A memória das pessoas

In memoriam do Padre Registo
Corria o verão de 68, quando, pela primeira vez, fiz uma viagem “longa” de comboio: partida da estação ferroviária do Barracão com destino ao Fundão. Foram sensações novas e descobertas de quem nunca tinha viajado para além da cidade duas ou três vezes. Os tempos de carência e penúria não permitiam ambições por aí além. Mesmo vivendo a 10 quilómetros da Guarda, a primeira vez que subi à cidade foi a fazer o exame da quarta classe. Voltando à viagem inaugural, posteriormente, o percurso seria feito cinco a seis vezes por ano, durante os cinco anos que frequentei o Seminário Menor do Fundão.
Surgem estas recordações a propósito do recente falecimento do Senhor Padre José Registo, o último dos sacerdotes que fez parte da equipa de formadores e professores do referido Seminário, no meu tempo. Escola de formação cultural abrangente, como convinha a futuros padres, foi ela a base da minha aprendizagem escolar que me levaria ao ensino em anos futuros. Como em todas as equipas, havia melhores e piores seres humanos, mas, na sua maioria, recordo com saudade aqueles que foram meus professores. Nos primeiros anos, havia o rigor matemático do Padre Nobre, do Soito e a aprendizagem mais suave dos princípios básicos do Latim, com o Padre Virgílio. Depois, a nível do atual 3º ciclo, as malfadadas línguas estrangeiras eram complicadas de entrar nas minhas categorias infantis habituadas apenas ao linguajar rural. Quer o Francês do Padre Carlos, quer o Inglês do Padre Messias foram de bastante difícil digestão. O Francês até correu melhor pois estava a iniciar-se a emigração maciça para as terras gaulesas e, conviver com os conterrâneos, de vacances na aldeia, puxava pela sua aprendizagem. O Latim deste ciclo é que já fiava mais fino, pois a exigência do Senhor Vice-reitor, Lourenço Pires dava-nos cabo das categorias mentais. As sabatinas semanais também não ajudavam grande coisa. Memorizar sem interiorizar, como era apanágio da época, tornava a aquisição de conhecimentos mais penosa.

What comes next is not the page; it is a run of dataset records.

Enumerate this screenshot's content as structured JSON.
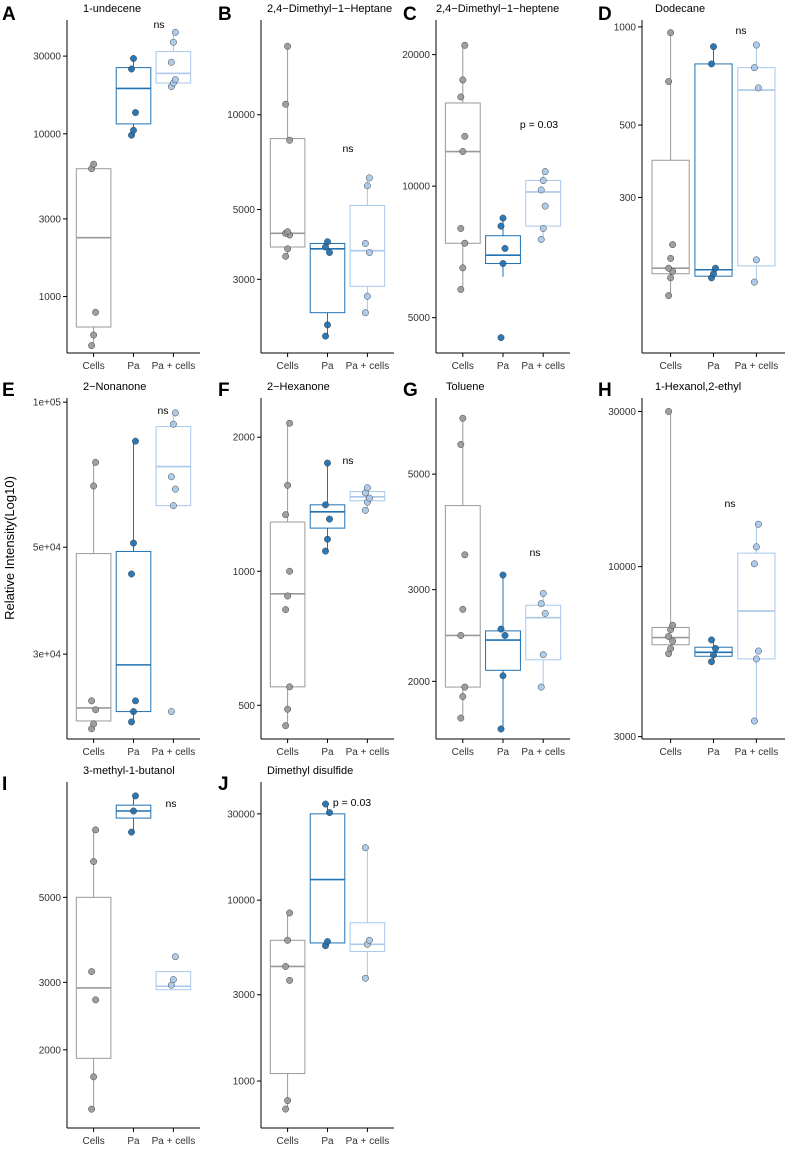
{
  "figure": {
    "ylabel": "Relative Intensity(Log10)",
    "groups": [
      "Cells",
      "Pa",
      "Pa + cells"
    ],
    "colors": {
      "Cells": "#9a9a9a",
      "Pa": "#1f72b4",
      "Pa + cells": "#a9c8ea",
      "axis": "#000000"
    }
  },
  "chart_data": [
    {
      "type": "box",
      "letter": "A",
      "title": "1-undecene",
      "scale": "log",
      "ylim": [
        450,
        50000
      ],
      "yticks": [
        1000,
        3000,
        10000,
        30000
      ],
      "ytick_labels": [
        "1000",
        "3000",
        "10000",
        "30000"
      ],
      "annotation": "ns",
      "boxes": [
        {
          "group": "Cells",
          "q1": 650,
          "median": 2300,
          "q3": 6100,
          "wmin": 500,
          "wmax": 6500,
          "points": [
            500,
            580,
            800,
            6100,
            6500
          ]
        },
        {
          "group": "Pa",
          "q1": 11500,
          "median": 19000,
          "q3": 25500,
          "wmin": 9800,
          "wmax": 29000,
          "points": [
            9800,
            10500,
            13500,
            25000,
            29000
          ]
        },
        {
          "group": "Pa + cells",
          "q1": 20500,
          "median": 23500,
          "q3": 32000,
          "wmin": 19500,
          "wmax": 42000,
          "points": [
            19500,
            20500,
            21500,
            27500,
            36500,
            42000
          ]
        }
      ]
    },
    {
      "type": "box",
      "letter": "B",
      "title": "2,4−Dimethyl−1−Heptane",
      "scale": "log",
      "ylim": [
        1750,
        20000
      ],
      "yticks": [
        3000,
        5000,
        10000
      ],
      "ytick_labels": [
        "3000",
        "5000",
        "10000"
      ],
      "annotation": "ns",
      "boxes": [
        {
          "group": "Cells",
          "q1": 3800,
          "median": 4200,
          "q3": 8400,
          "wmin": 3550,
          "wmax": 16500,
          "points": [
            3550,
            3750,
            4150,
            4200,
            4250,
            8300,
            10800,
            16500
          ]
        },
        {
          "group": "Pa",
          "q1": 2350,
          "median": 3750,
          "q3": 3900,
          "wmin": 1980,
          "wmax": 3950,
          "points": [
            1980,
            2150,
            3650,
            3800,
            3950
          ]
        },
        {
          "group": "Pa + cells",
          "q1": 2850,
          "median": 3700,
          "q3": 5150,
          "wmin": 2350,
          "wmax": 6300,
          "points": [
            2350,
            2650,
            3650,
            3900,
            5950,
            6300
          ]
        }
      ]
    },
    {
      "type": "box",
      "letter": "C",
      "title": "2,4−Dimethyl−1−heptene",
      "scale": "log",
      "ylim": [
        4150,
        24000
      ],
      "yticks": [
        5000,
        10000,
        20000
      ],
      "ytick_labels": [
        "5000",
        "10000",
        "20000"
      ],
      "annotation": "p = 0.03",
      "boxes": [
        {
          "group": "Cells",
          "q1": 7400,
          "median": 12000,
          "q3": 15500,
          "wmin": 5800,
          "wmax": 21000,
          "points": [
            5800,
            6500,
            7400,
            8000,
            12000,
            13000,
            16000,
            17500,
            21000
          ]
        },
        {
          "group": "Pa",
          "q1": 6650,
          "median": 6950,
          "q3": 7700,
          "wmin": 6200,
          "wmax": 8450,
          "points": [
            4500,
            6650,
            7200,
            8100,
            8450
          ]
        },
        {
          "group": "Pa + cells",
          "q1": 8100,
          "median": 9700,
          "q3": 10300,
          "wmin": 7550,
          "wmax": 10800,
          "points": [
            7550,
            8000,
            9000,
            9800,
            10300,
            10800
          ]
        }
      ]
    },
    {
      "type": "box",
      "letter": "D",
      "title": "Dodecane",
      "scale": "log",
      "ylim": [
        100,
        1050
      ],
      "yticks": [
        300,
        500,
        1000
      ],
      "ytick_labels": [
        "300",
        "500",
        "1000"
      ],
      "annotation": "ns",
      "boxes": [
        {
          "group": "Cells",
          "q1": 175,
          "median": 182,
          "q3": 390,
          "wmin": 150,
          "wmax": 960,
          "points": [
            150,
            170,
            178,
            182,
            195,
            215,
            680,
            960
          ]
        },
        {
          "group": "Pa",
          "q1": 172,
          "median": 180,
          "q3": 770,
          "wmin": 170,
          "wmax": 870,
          "points": [
            170,
            175,
            182,
            770,
            870
          ]
        },
        {
          "group": "Pa + cells",
          "q1": 185,
          "median": 640,
          "q3": 750,
          "wmin": 165,
          "wmax": 880,
          "points": [
            165,
            193,
            650,
            750,
            880
          ]
        }
      ]
    },
    {
      "type": "box",
      "letter": "E",
      "title": "2−Nonanone",
      "scale": "log",
      "ylim": [
        20000,
        102000
      ],
      "yticks": [
        30000,
        50000,
        100000
      ],
      "ytick_labels": [
        "3e+04",
        "5e+04",
        "1e+05"
      ],
      "annotation": "ns",
      "boxes": [
        {
          "group": "Cells",
          "q1": 21800,
          "median": 23200,
          "q3": 48500,
          "wmin": 21000,
          "wmax": 75000,
          "points": [
            21000,
            21500,
            23000,
            24000,
            67000,
            75000
          ]
        },
        {
          "group": "Pa",
          "q1": 22800,
          "median": 28500,
          "q3": 49000,
          "wmin": 21700,
          "wmax": 83000,
          "points": [
            21700,
            22800,
            24000,
            44000,
            51000,
            83000
          ]
        },
        {
          "group": "Pa + cells",
          "q1": 61000,
          "median": 73500,
          "q3": 89000,
          "wmin": 60000,
          "wmax": 95000,
          "points": [
            22800,
            61000,
            66000,
            70000,
            90000,
            95000
          ]
        }
      ]
    },
    {
      "type": "box",
      "letter": "F",
      "title": "2−Hexanone",
      "scale": "log",
      "ylim": [
        420,
        2450
      ],
      "yticks": [
        500,
        1000,
        2000
      ],
      "ytick_labels": [
        "500",
        "1000",
        "2000"
      ],
      "annotation": "ns",
      "boxes": [
        {
          "group": "Cells",
          "q1": 550,
          "median": 890,
          "q3": 1290,
          "wmin": 450,
          "wmax": 2150,
          "points": [
            450,
            490,
            550,
            820,
            880,
            1000,
            1340,
            1560,
            2150
          ]
        },
        {
          "group": "Pa",
          "q1": 1250,
          "median": 1360,
          "q3": 1410,
          "wmin": 1110,
          "wmax": 1750,
          "points": [
            1110,
            1180,
            1310,
            1410,
            1750
          ]
        },
        {
          "group": "Pa + cells",
          "q1": 1440,
          "median": 1470,
          "q3": 1510,
          "wmin": 1370,
          "wmax": 1540,
          "points": [
            1370,
            1430,
            1460,
            1500,
            1540
          ]
        }
      ]
    },
    {
      "type": "box",
      "letter": "G",
      "title": "Toluene",
      "scale": "log",
      "ylim": [
        1550,
        7000
      ],
      "yticks": [
        2000,
        3000,
        5000
      ],
      "ytick_labels": [
        "2000",
        "3000",
        "5000"
      ],
      "annotation": "ns",
      "boxes": [
        {
          "group": "Cells",
          "q1": 1950,
          "median": 2450,
          "q3": 4350,
          "wmin": 1700,
          "wmax": 6400,
          "points": [
            1700,
            1870,
            1950,
            2450,
            2750,
            3500,
            5700,
            6400
          ]
        },
        {
          "group": "Pa",
          "q1": 2100,
          "median": 2400,
          "q3": 2500,
          "wmin": 1620,
          "wmax": 3200,
          "points": [
            1620,
            2050,
            2450,
            2520,
            3200
          ]
        },
        {
          "group": "Pa + cells",
          "q1": 2200,
          "median": 2650,
          "q3": 2800,
          "wmin": 1950,
          "wmax": 2950,
          "points": [
            1950,
            2250,
            2700,
            2820,
            2950
          ]
        }
      ]
    },
    {
      "type": "box",
      "letter": "H",
      "title": "1-Hexanol,2-ethyl",
      "scale": "log",
      "ylim": [
        2950,
        33000
      ],
      "yticks": [
        3000,
        10000,
        30000
      ],
      "ytick_labels": [
        "3000",
        "10000",
        "30000"
      ],
      "annotation": "ns",
      "boxes": [
        {
          "group": "Cells",
          "q1": 5750,
          "median": 6050,
          "q3": 6500,
          "wmin": 5400,
          "wmax": 30000,
          "points": [
            5400,
            5600,
            5900,
            6100,
            6400,
            6600,
            30000
          ]
        },
        {
          "group": "Pa",
          "q1": 5300,
          "median": 5450,
          "q3": 5650,
          "wmin": 5100,
          "wmax": 5950,
          "points": [
            5100,
            5350,
            5600,
            5950
          ]
        },
        {
          "group": "Pa + cells",
          "q1": 5200,
          "median": 7300,
          "q3": 11000,
          "wmin": 3350,
          "wmax": 13500,
          "points": [
            3350,
            5200,
            5500,
            10200,
            11500,
            13500
          ]
        }
      ]
    },
    {
      "type": "box",
      "letter": "I",
      "title": "3-methyl-1-butanol",
      "scale": "log",
      "ylim": [
        1250,
        10000
      ],
      "yticks": [
        2000,
        3000,
        5000
      ],
      "ytick_labels": [
        "2000",
        "3000",
        "5000"
      ],
      "annotation": "ns",
      "boxes": [
        {
          "group": "Cells",
          "q1": 1900,
          "median": 2900,
          "q3": 5000,
          "wmin": 1400,
          "wmax": 7500,
          "points": [
            1400,
            1700,
            2700,
            3200,
            6200,
            7500
          ]
        },
        {
          "group": "Pa",
          "q1": 8050,
          "median": 8400,
          "q3": 8700,
          "wmin": 7400,
          "wmax": 9200,
          "points": [
            7400,
            8400,
            9200
          ]
        },
        {
          "group": "Pa + cells",
          "q1": 2870,
          "median": 2930,
          "q3": 3200,
          "wmin": 2870,
          "wmax": 3200,
          "points": [
            2950,
            3050,
            3500
          ]
        }
      ]
    },
    {
      "type": "box",
      "letter": "J",
      "title": "Dimethyl disulfide",
      "scale": "log",
      "ylim": [
        550,
        45000
      ],
      "yticks": [
        1000,
        3000,
        10000,
        30000
      ],
      "ytick_labels": [
        "1000",
        "3000",
        "10000",
        "30000"
      ],
      "annotation": "p = 0.03",
      "boxes": [
        {
          "group": "Cells",
          "q1": 1100,
          "median": 4300,
          "q3": 6000,
          "wmin": 700,
          "wmax": 8500,
          "points": [
            700,
            780,
            3600,
            4300,
            6000,
            8500
          ]
        },
        {
          "group": "Pa",
          "q1": 5800,
          "median": 13000,
          "q3": 30000,
          "wmin": 5600,
          "wmax": 34000,
          "points": [
            5600,
            5900,
            30500,
            34000
          ]
        },
        {
          "group": "Pa + cells",
          "q1": 5200,
          "median": 5700,
          "q3": 7500,
          "wmin": 3700,
          "wmax": 19500,
          "points": [
            3700,
            5700,
            6000,
            19500
          ]
        }
      ]
    }
  ]
}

Ora, por estes anos do Ciclo, entrou um novo prefeito, Professor de História, que levou uma lufada de ar mais fresco ao ambiente do Seminário: o Padre Registo. Natural de Manteigas e pároco que já havia sido em lugares vários da diocese, levava com ele uma postura um pouco diferente e menos hierática dos outros elementos da equipa. A experiência paroquial e sobretudo o curso de História tirado em Lisboa abriram-lhe horizontes que não apenas a aprendizagem do Seminários Diocesanos frequentados. Era de um humanismo a toda a prova e, quando surgia algum problema pessoal “difícil” de confiar ao Diretor Espiritual, era a ele que se recorria. Com a sua bonomia e paciência ouvia-nos e tentava, à sua maneira, ultrapassar essas dificuldades. Havia uma grande proximidade, como prefeito, dos seminaristas e gerava confiança para a exposição dos nossos problemas. Até como professor de História, o ensino era diferente do empinanço habitual que era exigido pelos outros professores: baseava-se mais na interpretação de documentos e na descoberta de novos sentidos para a própria história. Talvez, por isso, a sua passagem pelo Seminário foi breve, restrita aos anos de 70 e 71.
Da sua atividade pastoral, o testemunho dos seus paroquianos, publicado no Jornal de Belmonte é elucidativo: “Homem de trato fácil, afável, que granjeou o respeito de todos os belmontenses independentemente do credo ou religião. José Martins Registo pode ser considerado o pároco do concelho de Belmonte porque desenvolveu a sua ação pastoral em todos as localidades do concelho com a exceção de Inguias.” Aliás a autarquia de Belmonte destacou o seu empenho e trabalho dedicado durante tantos anos ao concelho e o seu presidente salientou o seu papel de educador e Padre referindo que deixa um “legado de fé, serviço e humanidade que perdurará na memória de todos”. (A Guarda, nº 5988). Foram decretados dois dias de luto municipal devido ao seu falecimento.
Um grande bem-haja ao Padre Registo pelos seus ensinamentos e especialmente pelo seu trabalho como cultor de uma postura de proximidade nas paróquias por onde passou e seminário. É graças a exemplos de homens assim que continuamos a acreditar.